Une der des der chargée d'émotion pour Rodolphe Alexandre (TF)
Rodolphe Alexandre a présidé hier matin sa dernière séance plénière à la communauté d'agglomération. Sans parvenir à dissimuler son émotion, après douze années passées à la tête de la collectivité.
Rodolphe Alexandre a tenu bon. Pendant près d'une heure et demie, il est parvenu à contenir son émotion. Mais au moment de conclure sa dernière séance plénière en qualité de président de la communauté d'agglomération du centre littoral, l'élu n'a pu retenir quelques larmes. Rien de plus légitime après douze années de travail au cours desquelles il a forgé des liens solides avec ses collaborateurs.
Les élections municipales approchent et de nouveaux élus vont s'emparer des sièges vacants. Comme celui de Rodolphe Alexandre. « On ne doit pas se fossiliser dans un mandat, conseille l'intéressé. Je vais devenir un sexagénaire, je dois laisser la place aux quadras. Il faut savoir partir et passer le relais. Deux mandats, trois, ça va. Mais après c'est trop. Il faut préparer sa succession. »
Pour Rodolphe Alexandre, quitter la CACL s'apparente au fait de laisser son enfant voler de ses propres ailes. Lorsqu'il intègre la structure, en 2001, celle-ci n'a que peu d'envergure. D'ailleurs, c'est avec une fierté, qui n'est pas dépourvue de méfiance, que le président lance à l'assemblée : « Nous, nous étions des sous-fifres. Dorénavant, tous les maires élus vont vouloir siéger à l'agglo. Parce que nous avons mis en place une grosse cylindrée. Il faut espérer que l'entrée éventuelle d'une opposition ne transforme pas l'agglo en scène politico-politicienne. »
Comme à son habitude, c'est tambour battant que le président a mené la séance. Les dossiers, longuement évoqués lors de commissions et de réunions préparatoires, défilent au rythme des votes unanimes. David Riché, maire de Roura, rend hommage à Rodolphe Alexandre et le qualifie de « train à grande vitesse » qui « maîtrise parfaitement ses dossiers » . Les nombreux agents qui ont envahi la salle des délibérations se lèvent pour applaudir leur président.
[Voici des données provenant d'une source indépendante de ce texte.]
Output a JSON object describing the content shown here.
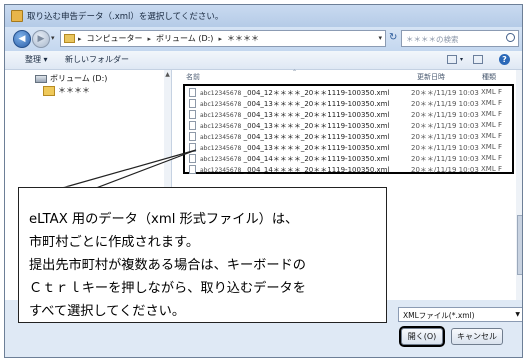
{
  "window": {
    "title": "取り込む申告データ（.xml）を選択してください。"
  },
  "address_bar": {
    "back_glyph": "◀",
    "forward_glyph": "▶",
    "dropdown_glyph": "▾",
    "crumbs": [
      "コンピューター",
      "ボリューム (D:)",
      "＊＊＊＊"
    ],
    "separator": "▸",
    "refresh_glyph": "↻",
    "search_placeholder": "＊＊＊＊の検索"
  },
  "toolbar": {
    "organize_label": "整理 ▾",
    "new_folder_label": "新しいフォルダー",
    "view_icon": "view-options-icon",
    "pane_icon": "preview-pane-icon",
    "help_glyph": "?"
  },
  "nav_pane": {
    "items": [
      {
        "label": "ボリューム (D:)",
        "icon": "drive-icon"
      },
      {
        "label": "＊＊＊＊",
        "icon": "folder-icon"
      }
    ]
  },
  "file_list": {
    "columns": [
      "名前",
      "更新日時",
      "種類"
    ],
    "files": [
      {
        "prefix": "abc12345678",
        "name": "_004_12＊＊＊＊_20＊＊1119-100350.xml",
        "date": "20＊＊/11/19 10:03",
        "type": "XML F"
      },
      {
        "prefix": "abc12345678",
        "name": "_004_13＊＊＊＊_20＊＊1119-100350.xml",
        "date": "20＊＊/11/19 10:03",
        "type": "XML F"
      },
      {
        "prefix": "abc12345678",
        "name": "_004_13＊＊＊＊_20＊＊1119-100350.xml",
        "date": "20＊＊/11/19 10:03",
        "type": "XML F"
      },
      {
        "prefix": "abc12345678",
        "name": "_004_13＊＊＊＊_20＊＊1119-100350.xml",
        "date": "20＊＊/11/19 10:03",
        "type": "XML F"
      },
      {
        "prefix": "abc12345678",
        "name": "_004_13＊＊＊＊_20＊＊1119-100350.xml",
        "date": "20＊＊/11/19 10:03",
        "type": "XML F"
      },
      {
        "prefix": "abc12345678",
        "name": "_004_13＊＊＊＊_20＊＊1119-100350.xml",
        "date": "20＊＊/11/19 10:03",
        "type": "XML F"
      },
      {
        "prefix": "abc12345678",
        "name": "_004_14＊＊＊＊_20＊＊1119-100350.xml",
        "date": "20＊＊/11/19 10:03",
        "type": "XML F"
      },
      {
        "prefix": "abc12345678",
        "name": "_004_14＊＊＊＊_20＊＊1119-100350.xml",
        "date": "20＊＊/11/19 10:03",
        "type": "XML F"
      }
    ]
  },
  "bottom": {
    "filetype_value": "XMLファイル(*.xml)",
    "open_label": "開く(O)",
    "cancel_label": "キャンセル"
  },
  "callout": {
    "lines": [
      "eLTAX 用のデータ（xml 形式ファイル）は、",
      "市町村ごとに作成されます。",
      "提出先市町村が複数ある場合は、キーボードの",
      "Ｃｔｒｌキーを押しながら、取り込むデータを",
      "すべて選択してください。"
    ]
  }
}
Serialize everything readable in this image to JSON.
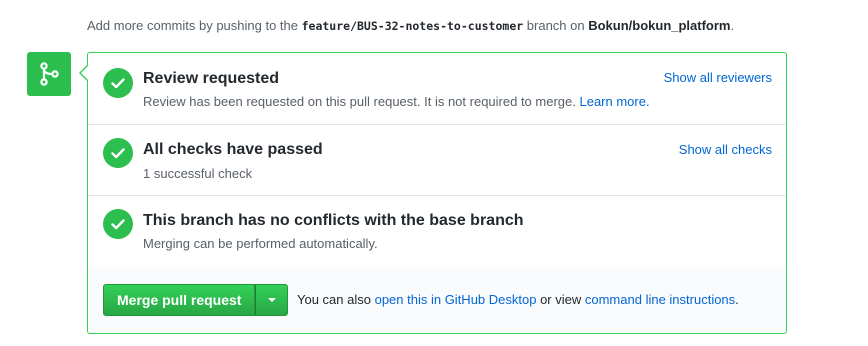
{
  "push_note": {
    "prefix": "Add more commits by pushing to the ",
    "branch": "feature/BUS-32-notes-to-customer",
    "middle": " branch on ",
    "repo": "Bokun/bokun_platform",
    "suffix": "."
  },
  "review": {
    "title": "Review requested",
    "description": "Review has been requested on this pull request. It is not required to merge. ",
    "learn_more": "Learn more.",
    "action": "Show all reviewers"
  },
  "checks": {
    "title": "All checks have passed",
    "description": "1 successful check",
    "action": "Show all checks"
  },
  "conflicts": {
    "title": "This branch has no conflicts with the base branch",
    "description": "Merging can be performed automatically."
  },
  "merge": {
    "button_label": "Merge pull request",
    "alt_prefix": "You can also ",
    "desktop_link": "open this in GitHub Desktop",
    "alt_middle": " or view ",
    "cli_link": "command line instructions",
    "alt_suffix": "."
  },
  "colors": {
    "success": "#2cbe4e",
    "border_success": "#34d058",
    "link": "#0366d6"
  },
  "icons": {
    "badge": "git-merge-icon",
    "status": "check-icon",
    "dropdown": "caret-down-icon"
  }
}
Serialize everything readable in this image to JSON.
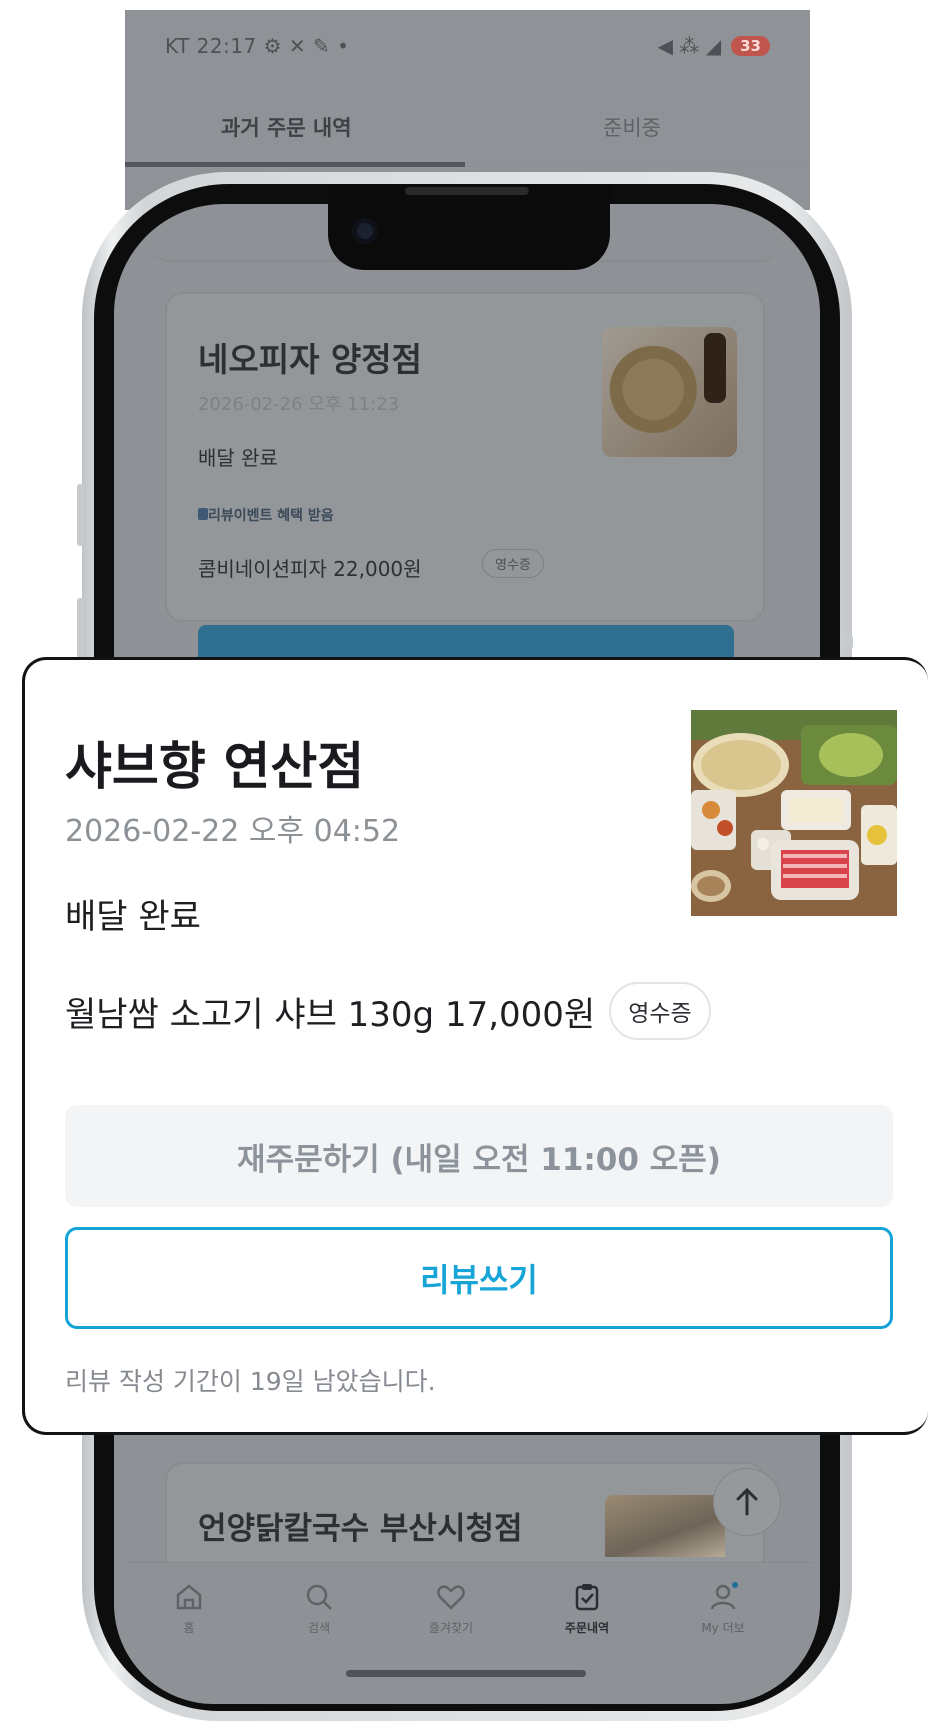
{
  "status_bar": {
    "left": "KT 22:17 ⚙ ✕ ✎ •",
    "right_icons": "◀ ⁂ ◢",
    "battery": "33"
  },
  "tabs": [
    {
      "label": "과거 주문 내역",
      "active": true
    },
    {
      "label": "준비중",
      "active": false
    }
  ],
  "background_orders": [
    {
      "store": "네오피자 양정점",
      "date": "2026-02-26 오후 11:23",
      "status": "배달 완료",
      "event": "리뷰이벤트 혜택 받음",
      "menu": "콤비네이션피자 22,000원",
      "receipt": "영수증"
    },
    {
      "store": "언양닭칼국수 부산시청점"
    }
  ],
  "focused_order": {
    "store": "샤브향 연산점",
    "date": "2026-02-22 오후 04:52",
    "status": "배달 완료",
    "menu": "월남쌈 소고기 샤브 130g 17,000원",
    "receipt_label": "영수증",
    "reorder_label": "재주문하기 (내일 오전 11:00 오픈)",
    "review_label": "리뷰쓰기",
    "review_note": "리뷰 작성 기간이 19일 남았습니다."
  },
  "bottom_nav": [
    {
      "label": "홈",
      "icon": "home-icon"
    },
    {
      "label": "검색",
      "icon": "search-icon"
    },
    {
      "label": "즐겨찾기",
      "icon": "heart-icon"
    },
    {
      "label": "주문내역",
      "icon": "order-list-icon",
      "active": true
    },
    {
      "label": "My 더보",
      "icon": "profile-icon"
    }
  ],
  "colors": {
    "accent": "#17a5d8",
    "reorder_bg": "#f2f4f6",
    "text_primary": "#191b1e",
    "text_secondary": "#8c9196"
  }
}
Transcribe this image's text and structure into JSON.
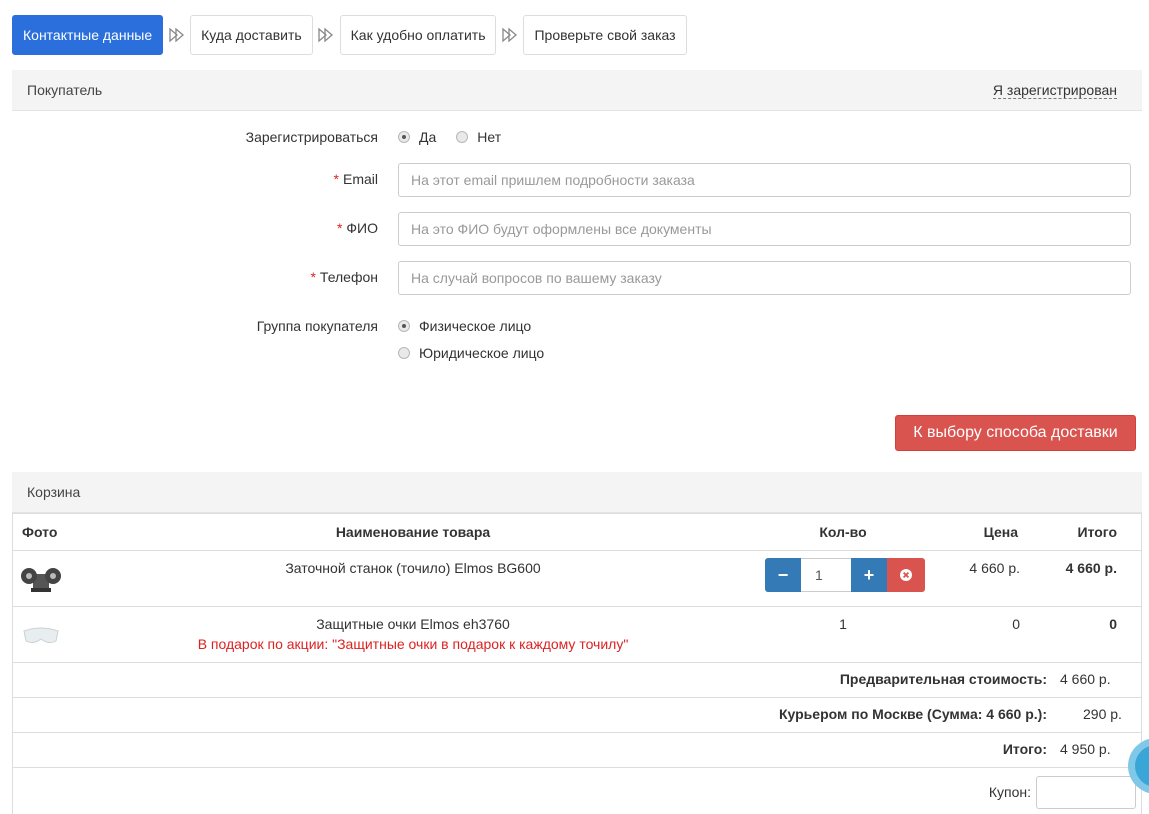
{
  "steps": [
    {
      "label": "Контактные данные",
      "active": true
    },
    {
      "label": "Куда доставить",
      "active": false
    },
    {
      "label": "Как удобно оплатить",
      "active": false
    },
    {
      "label": "Проверьте свой заказ",
      "active": false
    }
  ],
  "buyer": {
    "title": "Покупатель",
    "registered_link": "Я зарегистрирован",
    "register_label": "Зарегистрироваться",
    "register_yes": "Да",
    "register_no": "Нет",
    "email_label": "Email",
    "email_placeholder": "На этот email пришлем подробности заказа",
    "fio_label": "ФИО",
    "fio_placeholder": "На это ФИО будут оформлены все документы",
    "phone_label": "Телефон",
    "phone_placeholder": "На случай вопросов по вашему заказу",
    "required_mark": "*",
    "group_label": "Группа покупателя",
    "group_individual": "Физическое лицо",
    "group_legal": "Юридическое лицо",
    "next_button": "К выбору способа доставки"
  },
  "cart": {
    "title": "Корзина",
    "columns": {
      "photo": "Фото",
      "name": "Наименование товара",
      "qty": "Кол-во",
      "price": "Цена",
      "total": "Итого"
    },
    "items": [
      {
        "name": "Заточной станок (точило) Elmos BG600",
        "qty": "1",
        "price": "4 660 р.",
        "total": "4 660 р."
      },
      {
        "name": "Защитные очки Elmos eh3760",
        "gift_note": "В подарок по акции: \"Защитные очки в подарок к каждому точилу\"",
        "qty": "1",
        "price": "0",
        "total": "0"
      }
    ],
    "qty_minus": "−",
    "qty_plus": "+",
    "summary": {
      "subtotal_label": "Предварительная стоимость:",
      "subtotal_value": "4 660 р.",
      "delivery_label": "Курьером по Москве (Сумма: 4 660 р.):",
      "delivery_value": "290 р.",
      "total_label": "Итого:",
      "total_value": "4 950 р.",
      "coupon_label": "Купон:"
    }
  },
  "colors": {
    "accent": "#2a6fdc",
    "danger": "#d9534f",
    "qty_button": "#337ab7"
  }
}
Une émotion qui n'empêche pas Rodolphe Alexandre de dresser « son » bilan.
Beaucoup de réussites, de projets aboutis et une poignée de regrets. Comme celui de ne pas être passé en agglomération dès 2008. « Alors que nous étions près, glisse-t-il. Il a fallu se battre, et sans votre soutien et vos compétences à tous, ça n'aurait pas été possible. Merci... » Quelques larmes, des sourires, des accolades. Rodolphe Alexandre l'assure, il part « digne et propre » après deux mandats. Lorsqu'il quitte la salle, c'est avec des dossiers sous le bras. La séance est finie, mais il reste encore du travail avant de passer la main.